Kondratyeva danced not only traditional roles but contemporary works, including world premieres, choreographed by new talents. She appeared in a contrasting double role in Prokofiev's The Tale of the Stone Flower as "the sacrificial tender Katerina and the seductive treacherous Mistress of Copper Mountain". She realised an exuberant Bacchante in Walpurgis Night, but also a "passionate, rebellious and broken" Anna Karenina. Maya Plisetskaya wrote about her dancing the role under Plisetskaya's direction to music by her husband Rodion Shchedrin in 1972 that her Karenina "was just like Anna should be", further elaborating that "once again, her splendid qualities formed into a convincing and individual image" and that "she realised Tolstoy's heroine in her own way without following my vision". She performed as Cinderella and as Princess Aurora in Tchaikaovsky's The Sleeping Beauty, among others. In 1956 she was part of the Bolshoi troupe touring in London during the Cold War, recalled 60 years later in another tour there.

=== Later life ===
Kondratyeva studied choreography further and graduated in 1980 from the Lunarchasky State Institute of Dramatic Art (GITIS) in Moscow. She began her teaching career at the Moscow Classical Ballet (now the Kassatkina and Vassiliov Ballet Theater). From 1980 to 1987, she taught at GITIS as a docent starting in 1986. In addition to her work at the Bolshoi Ballet, Kondratyeva gave lessons at the Moscow Dance Institute and taught classical ballet at the Moscow State Academy of Choreography between 1990 and 2000. She was appointed professor at the latter in 1999.

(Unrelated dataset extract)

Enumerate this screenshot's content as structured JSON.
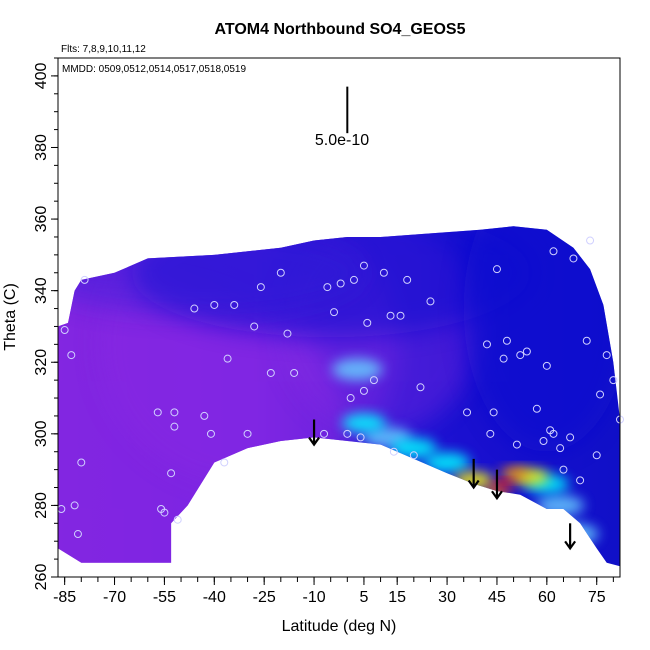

She rehearsed with such ballerinas as Margarita Perkoun-Bebezitchi of the Classical Ballet Theater and with artists from the Bolshoi studio of Yury Grigorovich. She became a ballet mistress and director in 1988. She staged Paquita's grand pas at the Bolshoi based on Marius Petipa's choreography and Perrot's Pas de Quatre from Anton Dolin's choreography.

She directed the women's classes at the Bolshoi and was a master tutor, saying in a 2006 interview that the goal was not an imitation of a teacher but to fill a role with individual character. She prepared and followed the careers of great soloists such as Ludmila Semenyaka, whom she prepared for Les Sylphides, Galina Anna Antonicheva, Ekaterina Shipulina, Galina Stepanenko, Olga Smirnova, Natalia Osipova, Nadezhda Gracheva, Nina Kaptsova, and later Ioulia Stepanova, A. Tourazachvili, N. Biryukova, Nelli Kobakhidze, Chinara Alizade, Anna Tikhomirova, Joo Yun Bae, and Anna Okuneva. Described as "soft-spoken, introverted, and gentle", she transferred the traditions of the Bolshoi to her students in great detail." Plisetskaya wrote of her teaching that her students were "distinguished by the perfect artistic taste and excellent school".

Kondratyeva served on the jury of the Benois de la Danse competition in 2003 and 2013. She was awarded the title People's Artist of the USSR. In 2013, Kondratyeva was appointed a member of the artistic council of the Bolshoi Ballet troupe, along with Stepanenko, Svetlana Adyrkhaeva, Nina Semizorova, and Alexander Vetrov. An exhibition at the theatre in 2022 celebrated the 70th anniversary of her joining the troupe, and she was also honoured by a gala performance of Giselle. Kondratyeva died in Moscow on 8 July 2024 at the age of 90 and was buried in Troyekurovskoye Cemetery.